Saturday, March 17, 2012

One Week Left...C.S. Lewis On Marriage


One of C.S. Lewis most famous books & probably THE most recommended apologetics starter books is "Mere Christianity."

"Mere Christianity" is actually a collection of transcripts from radio shows C.S. Lewis did and were originally published in 3 separate books in 1942-1944. Today, it is divided between those 3 books, each divided into chapters.

Chapter 6 of book 3 ("Christian Behavior") is entitled "Christian Marriage." Lewis does not disappoint with his wisdom. In this post, I wanted to share some of the the parts I found especially insightful. I would advise anyone & everyone, Christian, atheist, agnostic, fill-in-the-blank to read this book. If nothing else but to get a Christian's perspective on a multitude of topics.

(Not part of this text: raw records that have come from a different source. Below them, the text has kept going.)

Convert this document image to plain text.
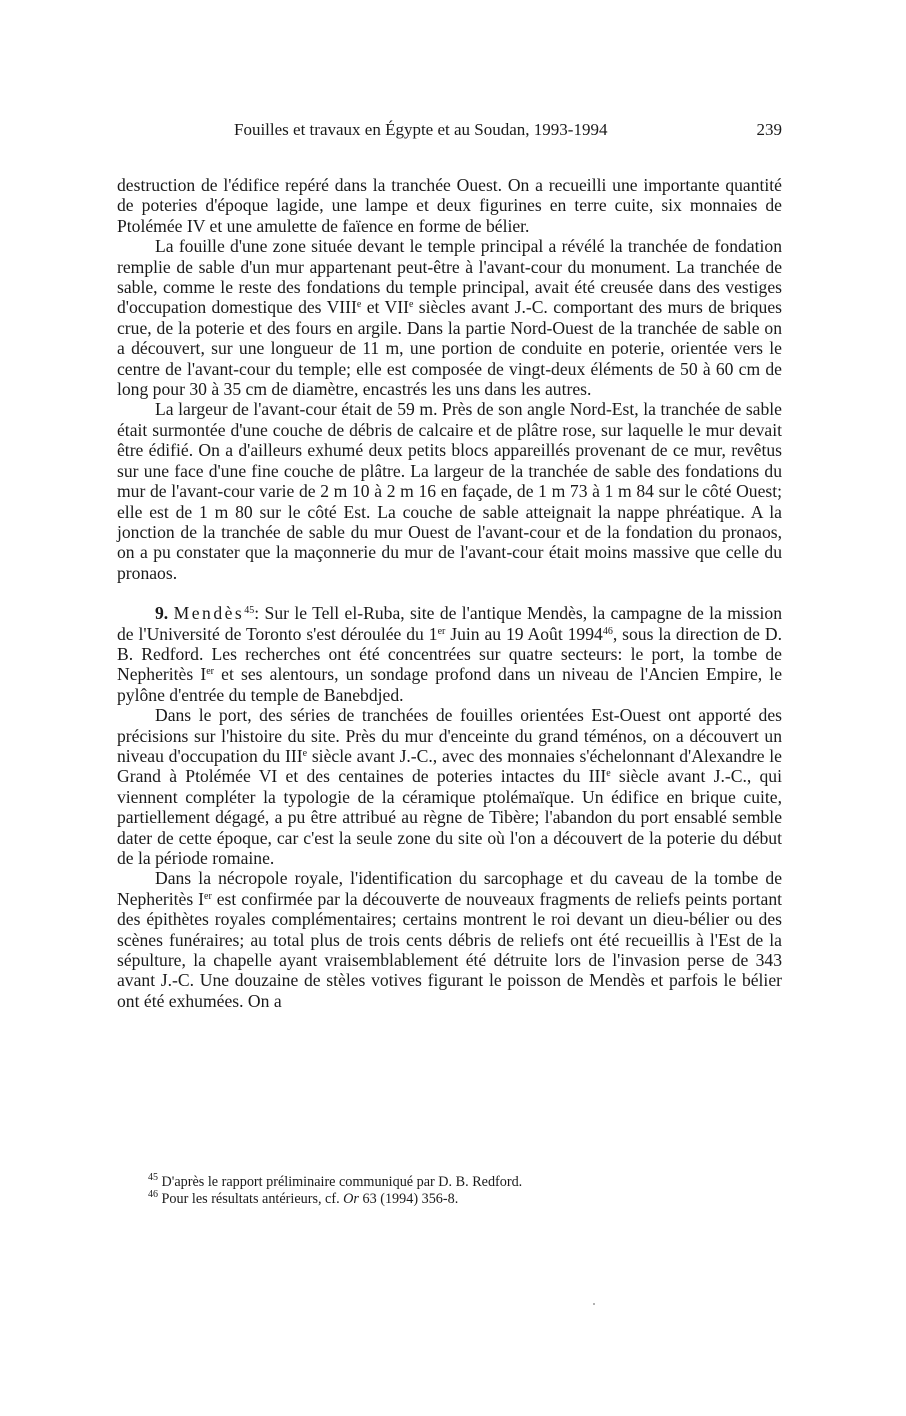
Fouilles et travaux en Égypte et au Soudan, 1993-1994	239

destruction de l'édifice repéré dans la tranchée Ouest. On a recueilli une importante quantité de poteries d'époque lagide, une lampe et deux figurines en terre cuite, six monnaies de Ptolémée IV et une amulette de faïence en forme de bélier.

La fouille d'une zone située devant le temple principal a révélé la tranchée de fondation remplie de sable d'un mur appartenant peut-être à l'avant-cour du monument. La tranchée de sable, comme le reste des fondations du temple principal, avait été creusée dans des vestiges d'occupation domestique des VIIIe et VIIe siècles avant J.-C. comportant des murs de briques crue, de la poterie et des fours en argile. Dans la partie Nord-Ouest de la tranchée de sable on a découvert, sur une longueur de 11 m, une portion de conduite en poterie, orientée vers le centre de l'avant-cour du temple; elle est composée de vingt-deux éléments de 50 à 60 cm de long pour 30 à 35 cm de diamètre, encastrés les uns dans les autres.

La largeur de l'avant-cour était de 59 m. Près de son angle Nord-Est, la tranchée de sable était surmontée d'une couche de débris de calcaire et de plâtre rose, sur laquelle le mur devait être édifié. On a d'ailleurs exhumé deux petits blocs appareillés provenant de ce mur, revêtus sur une face d'une fine couche de plâtre. La largeur de la tranchée de sable des fondations du mur de l'avant-cour varie de 2 m 10 à 2 m 16 en façade, de 1 m 73 à 1 m 84 sur le côté Ouest; elle est de 1 m 80 sur le côté Est. La couche de sable atteignait la nappe phréatique. A la jonction de la tranchée de sable du mur Ouest de l'avant-cour et de la fondation du pronaos, on a pu constater que la maçonnerie du mur de l'avant-cour était moins massive que celle du pronaos.

9. Mendès$^{45}$: Sur le Tell el-Ruba, site de l'antique Mendès, la campagne de la mission de l'Université de Toronto s'est déroulée du 1er Juin au 19 Août 1994$^{46}$, sous la direction de D. B. Redford. Les recherches ont été concentrées sur quatre secteurs: le port, la tombe de Nepheritès Ier et ses alentours, un sondage profond dans un niveau de l'Ancien Empire, le pylône d'entrée du temple de Banebdjed.

Dans le port, des séries de tranchées de fouilles orientées Est-Ouest ont apporté des précisions sur l'histoire du site. Près du mur d'enceinte du grand téménos, on a découvert un niveau d'occupation du IIIe siècle avant J.-C., avec des monnaies s'échelonnant d'Alexandre le Grand à Ptolémée VI et des centaines de poteries intactes du IIIe siècle avant J.-C., qui viennent compléter la typologie de la céramique ptolémaïque. Un édifice en brique cuite, partiellement dégagé, a pu être attribué au règne de Tibère; l'abandon du port ensablé semble dater de cette époque, car c'est la seule zone du site où l'on a découvert de la poterie du début de la période romaine.

Dans la nécropole royale, l'identification du sarcophage et du caveau de la tombe de Nepheritès Ier est confirmée par la découverte de nouveaux fragments de reliefs peints portant des épithètes royales complémentaires; certains montrent le roi devant un dieu-bélier ou des scènes funéraires; au total plus de trois cents débris de reliefs ont été recueillis à l'Est de la sépulture, la chapelle ayant vraisemblablement été détruite lors de l'invasion perse de 343 avant J.-C. Une douzaine de stèles votives figurant le poisson de Mendès et parfois le bélier ont été exhumées. On a

$^{45}$ D'après le rapport préliminaire communiqué par D. B. Redford.
$^{46}$ Pour les résultats antérieurs, cf. Or 63 (1994) 356-8.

So, without further ado....C.S. Lewis....
"The Christian law is not forcing upon the passion of love something which is foreign to that passion's own nature: it is demanding that lovers should take seriously something which their passion of itself impels them to do. And, of course, the promise, made when I am in love and because I am in love, to be true to the beloved as long as I live, commits me to being true even if I cease to be in love."
"...no feeling can be relied on to last in its full intensity, or even to last at all....If the old fairy-tale ending 'They lived happily ever after' is taken to mean 'They felt for the next fifty years exactly as they felt the day before they were married,' then it says what probably never was nor ever would be true, and would by highly undesirable if it were. Who could bear to live in that excitement for even five years?...ceasing to be 'in love' need not mean ceasing to love. Love in this second sense--love as distinct from 'being in love'--is not merely a feeling. It is a deep unity, maintained by the will and deliberately strengthened by habit; reinforced by (in Christian marriages) the grace which both partners ask, and receive, from God. They can have this love for each other even at those moment when they do not like each other; as you love yourself even when you do not like yourself. They can retain this love even when each would easily, if they allowed themselves, be 'in love' with someone else. 'Being in love' first moved them to promised fidelity; this quieter love enables them to keep the promise. It is on this love that the engine of marriage is run; being in love was the explosion that started it."
"...if you go through with it, the dying away of the first thrill will be compensated for by a quieter and more lasting kind of interest. What is more (and I can hardly find words to tell you how important I think this is), it is just the people who are ready to submit to the loss of the thrill and settle down to the sober interest, who are then most likely to meet new thrills in some quite different direction."
"Let the thrill go--let it die away--go on through that period of death into the quieter interest and happiness that follow--and you will find you are living in a world of new thrills all the time."